At that moment a dazzling pink volcano erupted from La Loma, and he saw that his left hand gripped the cross-stick mat was now trailing a length of broken wire. The next second, a blast boxed his ears and shuddered the plane. He righted it and automatically kept on toward Lake Nicaragua.
But, he asked himself, how was a balloon like that keeping exact pace with his old crate? And why was the whole landscape glowing, as if the embers had come up in the universal theater?

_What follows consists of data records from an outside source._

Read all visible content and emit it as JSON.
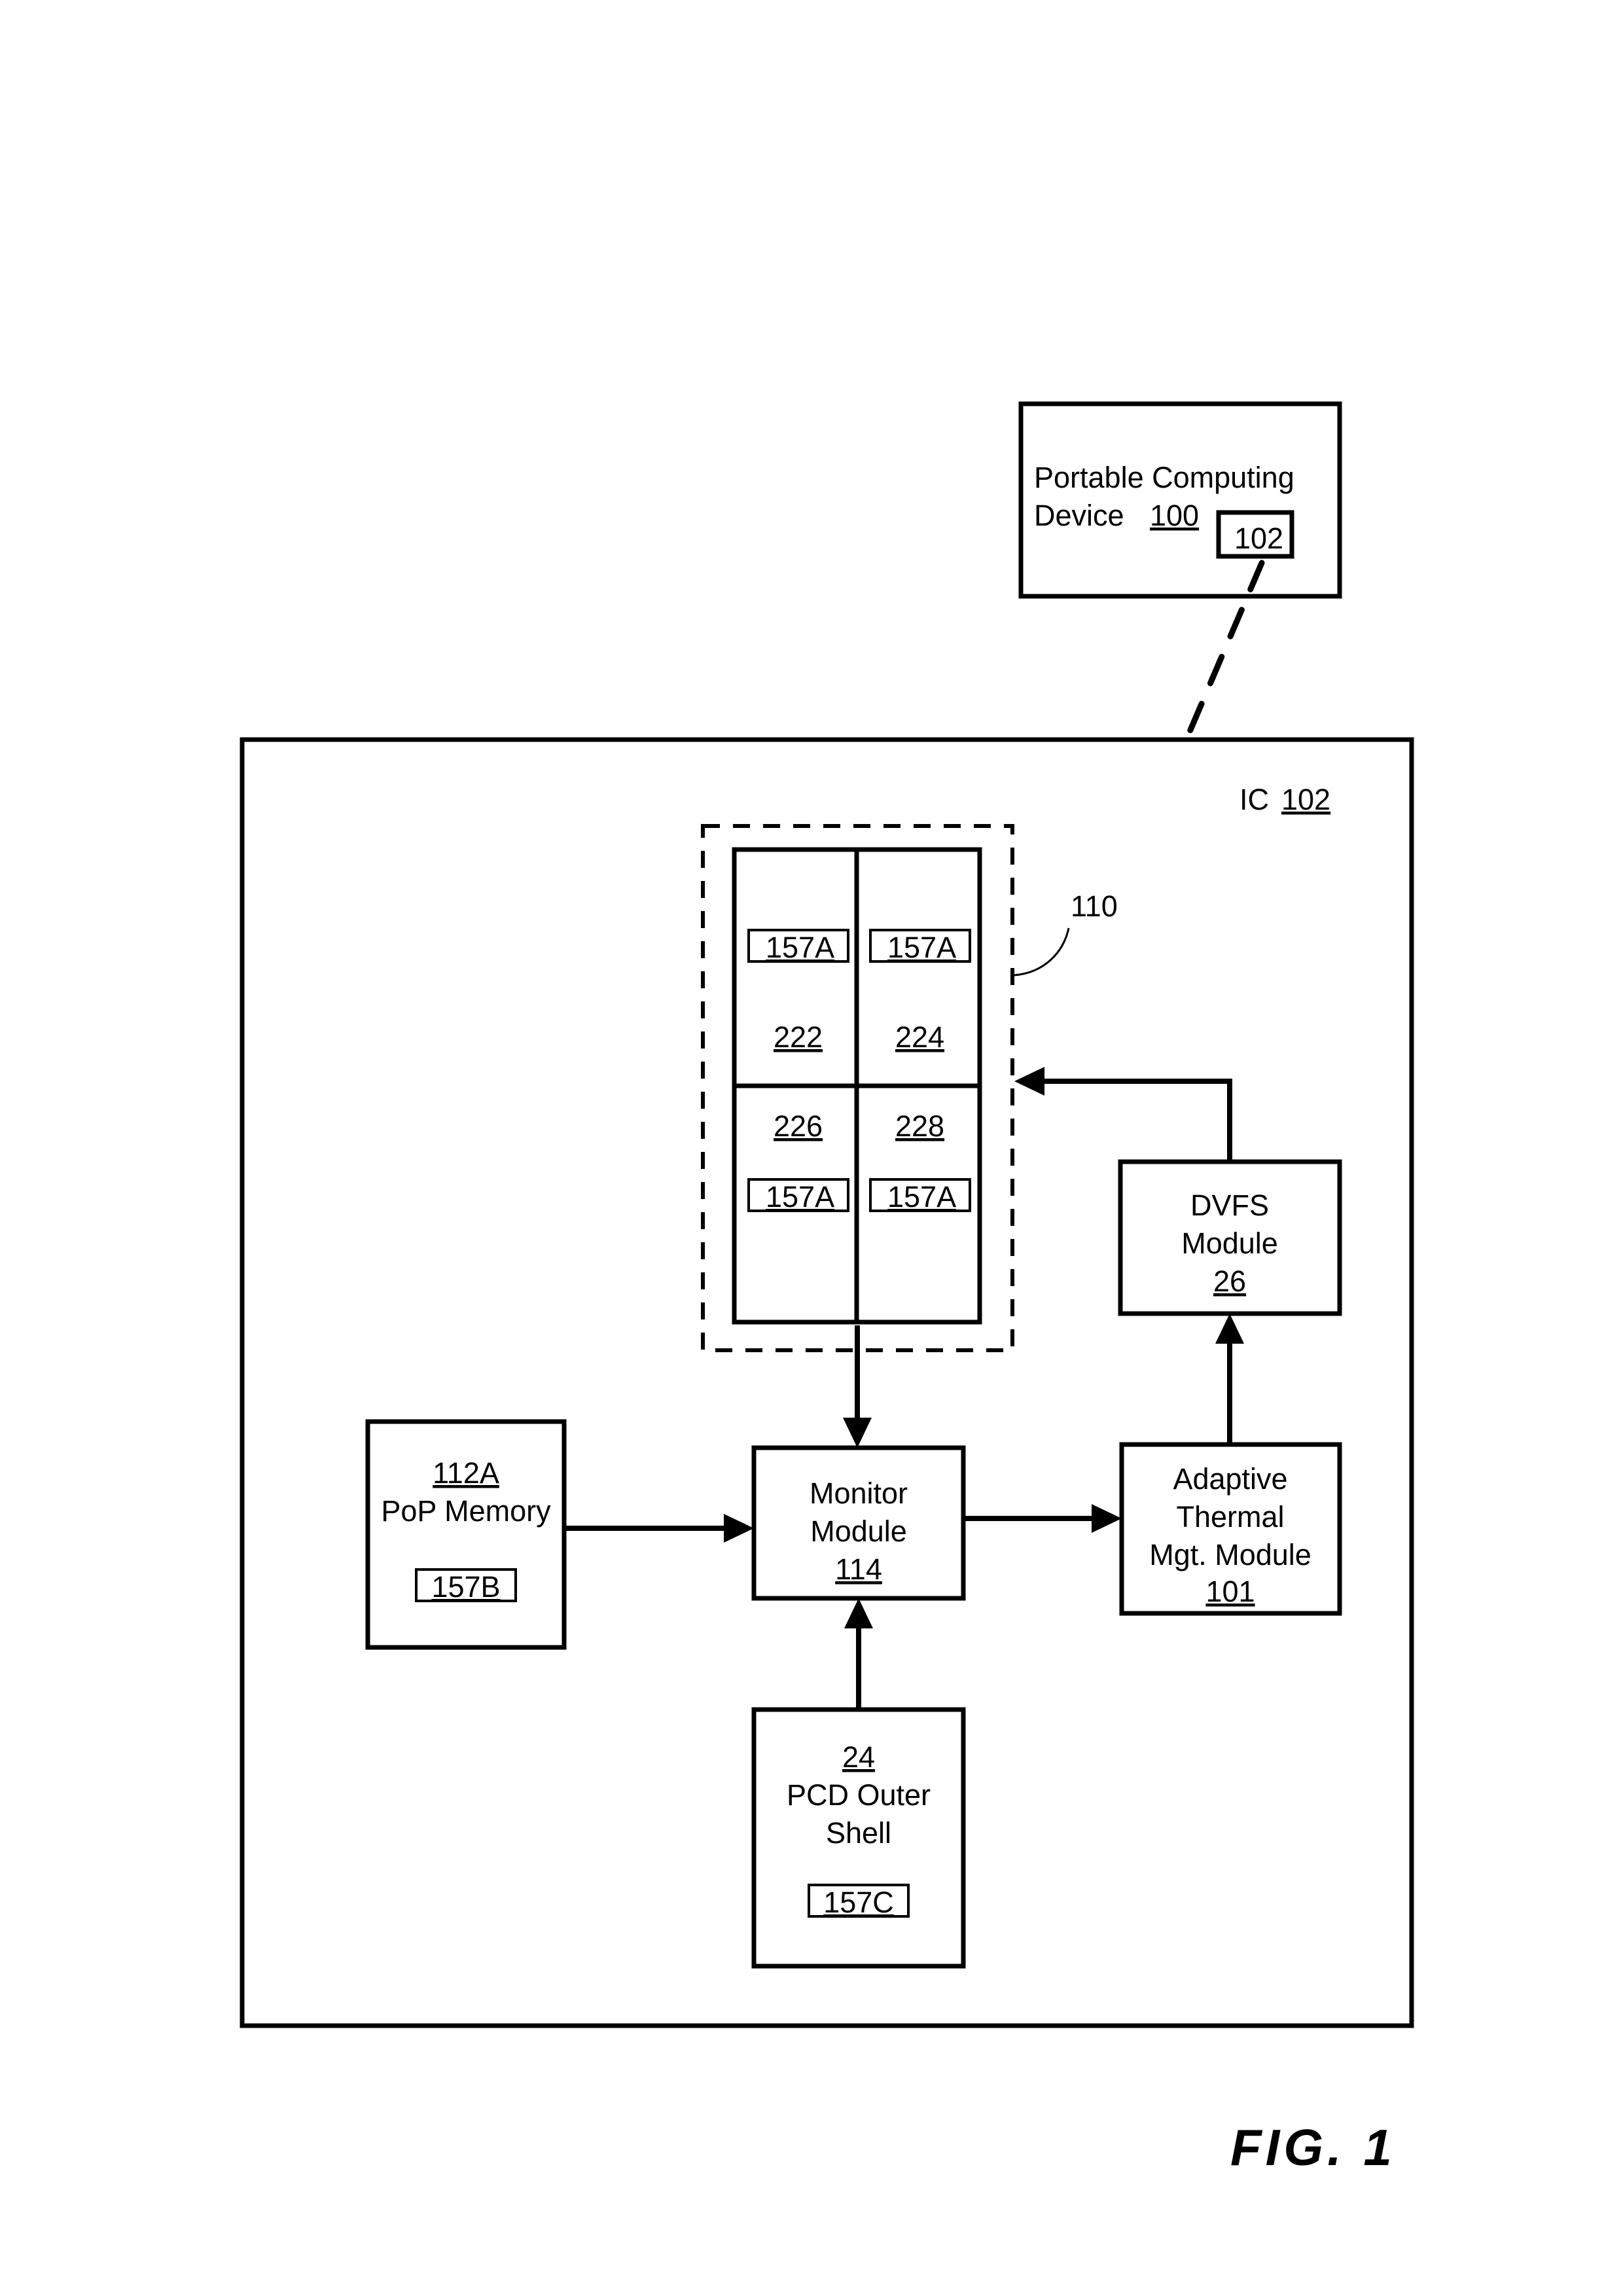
{
  "figure": {
    "caption": "FIG.  1"
  },
  "pcd": {
    "title_line1": "Portable Computing",
    "title_line2": "Device",
    "ref": "100",
    "inner_ref": "102"
  },
  "ic": {
    "label_prefix": "IC",
    "ref": "102"
  },
  "cluster": {
    "ref": "110",
    "cores": [
      {
        "position": "top-left",
        "ref": "222",
        "sensor": "157A"
      },
      {
        "position": "top-right",
        "ref": "224",
        "sensor": "157A"
      },
      {
        "position": "bottom-left",
        "ref": "226",
        "sensor": "157A"
      },
      {
        "position": "bottom-right",
        "ref": "228",
        "sensor": "157A"
      }
    ]
  },
  "dvfs_module": {
    "line1": "DVFS",
    "line2": "Module",
    "ref": "26"
  },
  "pop_memory": {
    "ref": "112A",
    "name": "PoP Memory",
    "sensor": "157B"
  },
  "monitor_module": {
    "line1": "Monitor",
    "line2": "Module",
    "ref": "114"
  },
  "adaptive_thermal_module": {
    "line1": "Adaptive",
    "line2": "Thermal",
    "line3": "Mgt. Module",
    "ref": "101"
  },
  "pcd_outer_shell": {
    "ref": "24",
    "line1": "PCD Outer",
    "line2": "Shell",
    "sensor": "157C"
  },
  "colors": {
    "ink": "#000000",
    "paper": "#ffffff"
  }
}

Bagong Bung, the sun baking his brains as he leaned on the paintless rail of the bridge, but with his brains visualizing a weed-veiled, gold-hearted wreck not twenty leagues away, was utterly unaware and felt not one iota of strangeness as the gravitational front of an unknown body struck upward through him from below, locking onto every atom of him. Since it clutched with proportional force at the “Machan Lumpur,” the Gulf of Tonkin, and the whole planet, the gust of cosmic power did not so much as jostle one of Bagong Bung’s cool green thoughts.